Brought to you by WBIW News and Network Indiana
Last updated on Friday, August 3, 2012
(KIRKSVILLE) - The construction of I-69 through southwestern Monroe County may threaten the peace and tranquility of a nudist camp that has quietly existed off Rockport Road for more than 60 years.
Laura Lane, of the Herald Times reports, Jawn Bauer, a Bloomington lawyer who represents Fern Hills Club, a 75-acre private family nudist resort established near Kirksville in 1947 says motorist might drive by and see some nudists.
The camp has nearly 200 members who spend time there in campers, recreational vehicles, tents and small homes built on the wooded grounds. Many others pay to stay for a day or two. Hundreds are expected for this week's annual Rock Naked event, featuring the house band, the Nudie Blues.
There's a 52-foot round swimming pool, a volleyball court, a four-room motel, a restaurant and a clubhouse.
And coming soon: an interstate highway that will abut Fern Hills' woods.
The camp is family owned and operated by Carol Ripple and two of her sisters; all three have other full-time jobs that require wearing clothes. When they realized I-69 would be build adjacent to their grounds, they worried about losing the solitude Fern Hills offers members and guests.
Ripple, who is in her 50s, spent her childhood summers and holidays on the property. She grew up as a nudist and says the grounds are peaceful and a place for people to leave their troubles and their clothing behind when they enter the gates.
Indiana Department of Transportation spokeswoman Cher Elliott said the state has been working with the nudist camp's owners to mitigate the effects of the highway.
Elliott says she doesn't want the nudist to have concerns or anxieties about the project.
Even though the central part of the nudist camp is not near the highway right of way, club members worry about the intrusion of interstate noise and curious gawkers.
Fern Hills members had hoped INDOT would agree to erect a 20-foot-high concrete sound barrier along the property's edge at the highway right-of-way line. But Elliott explained that federal standards must be met for such a sound wall, and the Fern Hills site did not meet the criteria for one to be built.
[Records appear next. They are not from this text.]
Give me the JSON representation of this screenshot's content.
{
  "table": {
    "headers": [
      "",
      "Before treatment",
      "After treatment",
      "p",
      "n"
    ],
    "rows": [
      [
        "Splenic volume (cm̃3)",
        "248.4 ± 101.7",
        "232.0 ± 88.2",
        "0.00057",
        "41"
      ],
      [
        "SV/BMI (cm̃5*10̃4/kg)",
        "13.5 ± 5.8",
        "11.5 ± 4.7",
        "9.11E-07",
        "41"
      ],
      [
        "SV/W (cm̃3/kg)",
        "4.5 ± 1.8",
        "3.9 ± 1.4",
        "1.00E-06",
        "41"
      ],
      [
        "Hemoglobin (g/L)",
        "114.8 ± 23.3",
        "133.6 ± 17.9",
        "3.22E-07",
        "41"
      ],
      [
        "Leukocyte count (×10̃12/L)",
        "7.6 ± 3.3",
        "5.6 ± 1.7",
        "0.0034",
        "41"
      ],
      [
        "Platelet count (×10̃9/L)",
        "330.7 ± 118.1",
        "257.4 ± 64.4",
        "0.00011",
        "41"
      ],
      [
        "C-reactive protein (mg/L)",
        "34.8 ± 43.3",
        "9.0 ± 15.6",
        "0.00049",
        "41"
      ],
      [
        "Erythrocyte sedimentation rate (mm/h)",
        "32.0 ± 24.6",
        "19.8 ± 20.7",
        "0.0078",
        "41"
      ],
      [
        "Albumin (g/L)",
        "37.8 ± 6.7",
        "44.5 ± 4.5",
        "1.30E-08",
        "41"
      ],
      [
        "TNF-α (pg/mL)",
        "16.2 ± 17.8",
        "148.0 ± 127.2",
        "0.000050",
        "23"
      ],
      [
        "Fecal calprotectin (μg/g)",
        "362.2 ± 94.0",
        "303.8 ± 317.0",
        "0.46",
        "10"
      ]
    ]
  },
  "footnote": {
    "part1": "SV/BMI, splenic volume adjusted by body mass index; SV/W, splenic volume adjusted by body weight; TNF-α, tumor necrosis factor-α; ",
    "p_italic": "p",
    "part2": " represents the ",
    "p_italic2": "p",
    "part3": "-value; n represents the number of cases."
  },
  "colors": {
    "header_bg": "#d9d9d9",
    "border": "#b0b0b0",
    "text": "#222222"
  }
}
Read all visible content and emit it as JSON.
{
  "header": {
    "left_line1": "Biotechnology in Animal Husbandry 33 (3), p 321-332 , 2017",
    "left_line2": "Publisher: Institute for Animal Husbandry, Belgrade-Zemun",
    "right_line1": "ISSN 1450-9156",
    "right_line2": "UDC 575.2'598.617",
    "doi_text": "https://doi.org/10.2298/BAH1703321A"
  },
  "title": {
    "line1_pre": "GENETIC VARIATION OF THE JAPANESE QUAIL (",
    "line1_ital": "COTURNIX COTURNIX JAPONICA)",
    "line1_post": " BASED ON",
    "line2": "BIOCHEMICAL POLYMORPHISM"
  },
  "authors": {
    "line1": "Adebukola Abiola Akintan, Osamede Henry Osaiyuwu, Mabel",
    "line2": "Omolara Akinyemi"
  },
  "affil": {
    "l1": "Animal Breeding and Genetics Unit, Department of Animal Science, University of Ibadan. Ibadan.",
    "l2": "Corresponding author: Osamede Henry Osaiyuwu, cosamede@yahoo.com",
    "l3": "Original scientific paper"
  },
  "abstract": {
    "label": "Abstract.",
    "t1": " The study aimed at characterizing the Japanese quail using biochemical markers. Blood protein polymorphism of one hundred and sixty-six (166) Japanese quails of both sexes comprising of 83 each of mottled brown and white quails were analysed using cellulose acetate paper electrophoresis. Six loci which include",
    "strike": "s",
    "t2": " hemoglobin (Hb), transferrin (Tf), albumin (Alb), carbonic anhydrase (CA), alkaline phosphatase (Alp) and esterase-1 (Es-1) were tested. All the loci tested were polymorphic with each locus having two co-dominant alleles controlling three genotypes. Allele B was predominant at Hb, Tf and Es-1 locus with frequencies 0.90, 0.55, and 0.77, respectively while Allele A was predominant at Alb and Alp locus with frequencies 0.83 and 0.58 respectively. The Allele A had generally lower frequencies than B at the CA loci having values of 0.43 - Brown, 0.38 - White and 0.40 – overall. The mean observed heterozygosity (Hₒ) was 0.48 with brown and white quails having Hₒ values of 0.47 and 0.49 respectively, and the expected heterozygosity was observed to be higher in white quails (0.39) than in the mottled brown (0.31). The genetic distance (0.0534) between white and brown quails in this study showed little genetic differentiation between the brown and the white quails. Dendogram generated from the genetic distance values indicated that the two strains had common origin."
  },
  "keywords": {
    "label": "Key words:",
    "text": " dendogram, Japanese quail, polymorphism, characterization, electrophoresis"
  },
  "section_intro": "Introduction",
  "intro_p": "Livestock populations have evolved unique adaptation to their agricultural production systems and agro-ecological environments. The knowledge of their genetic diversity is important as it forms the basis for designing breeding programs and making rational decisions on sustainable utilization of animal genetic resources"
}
Elliott said the highway will be at least a quarter of a mile from the nudist camp. But it will be elevated, and a study under way now will determine if INDOT will consider what is called "visual screening," which involves planting trees and other vegetation to block public view. But Elliott says that may not be approved. She says someone traveling 70 to 80 miles per hours will not be able to identify from the highway that there is a nudist camp there.